Isn’t she just precious? She’s totally ignoring it, which is why she’s still talking about it four days later.
Good thing you're not still talking about it RT @joanwalsh My decision about the Malkin Thingy that slimed me last week was to ignore it
— L (@OrwellForks) April 30, 2012
The truth smarts, doesn’t it, Joan? No wonder you aren’t a fan of it. How dare we “slime” you with facts?!
We’re pretty sure one of the reasons that she’s still whining about it four days later is because, no, people did not ignore it. See, people are funny that way. They like being informed of facts. Like the fact that you, Joan, almost single-handedly destroyed the Left’s attempt at faux outrage over Monica Crowley. Kudos, ma’am!

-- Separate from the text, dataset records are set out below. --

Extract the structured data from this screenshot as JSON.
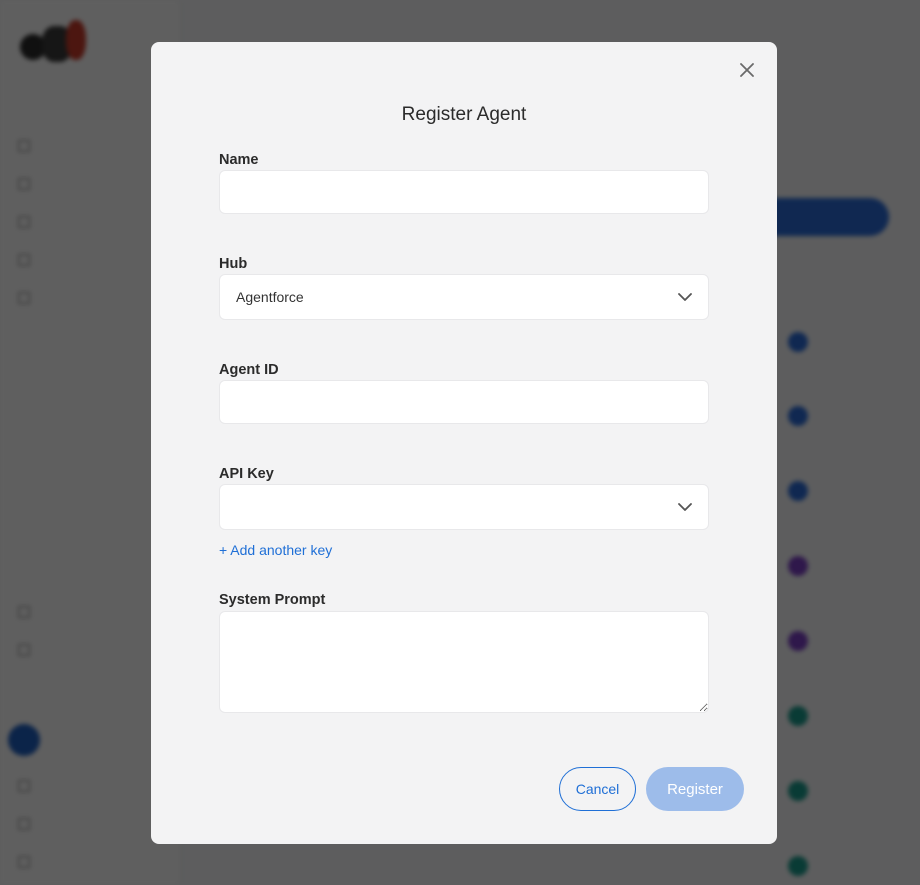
{
  "modal": {
    "title": "Register Agent",
    "fields": {
      "name": {
        "label": "Name",
        "value": ""
      },
      "hub": {
        "label": "Hub",
        "value": "Agentforce"
      },
      "agent_id": {
        "label": "Agent ID",
        "value": ""
      },
      "api_key": {
        "label": "API Key",
        "value": ""
      },
      "system_prompt": {
        "label": "System Prompt",
        "value": ""
      }
    },
    "add_key_label": "+ Add another key",
    "cancel_label": "Cancel",
    "register_label": "Register"
  },
  "icons": {
    "close": "close-icon",
    "chevron": "chevron-down-icon"
  },
  "colors": {
    "accent": "#1f6fd6",
    "register_disabled": "#9dbcea",
    "modal_bg": "#f3f3f4",
    "overlay": "#000000"
  }
}
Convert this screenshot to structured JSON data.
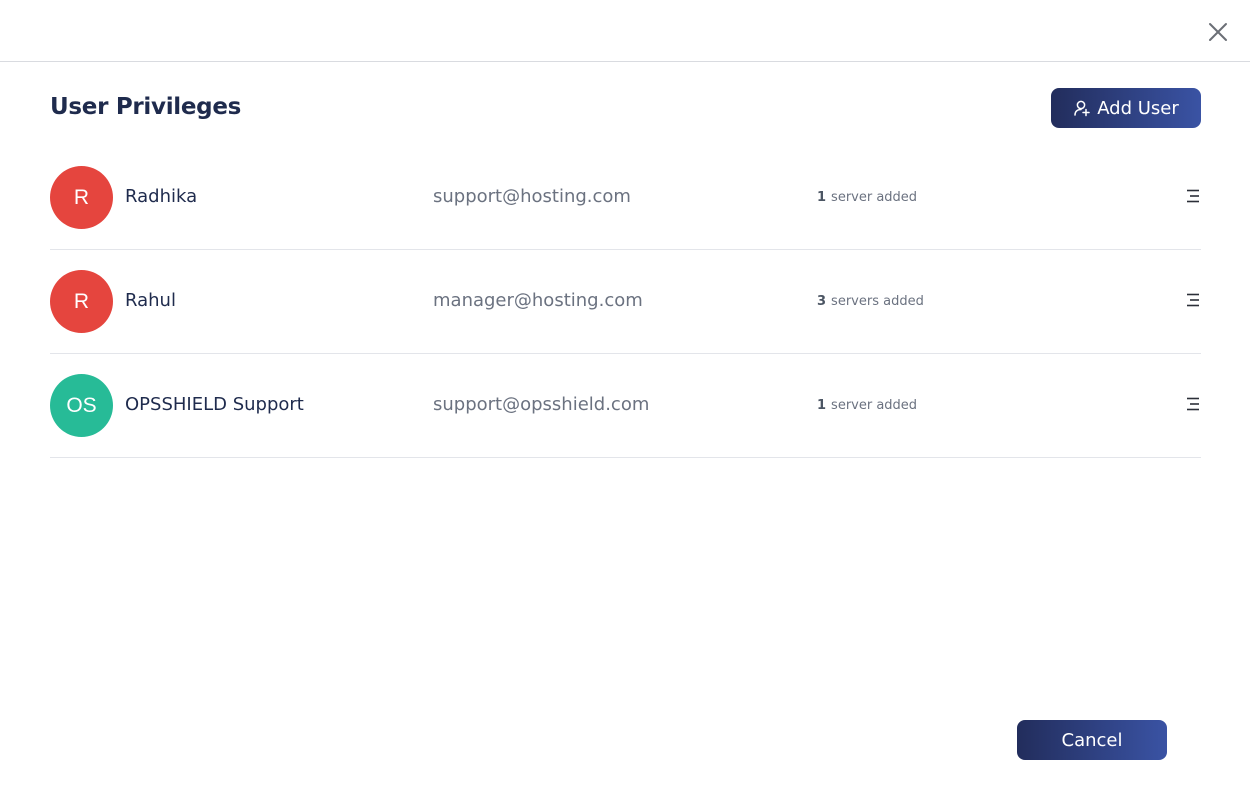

Trying to save face with your fellow travelers now, huh? Only the severely intelligence-deficient will buy it, toots. Like these classy folks.
@joanwalsh I haven't even heard Michele Malkin's name in some time. I assumed she moved into Glen Beck's basement.
— Dave Zirin (@EdgeofSports) April 30, 2012
@joanwalsh responding to Michele Malkin is like trying to teach a Gerbil Faust. a waste of time for you both.
— Jon Hartmann (@jonhartmannjazz) April 30, 2012
Yuk, yuk, yuk! How clever. And by clever, we mean super lame and tired.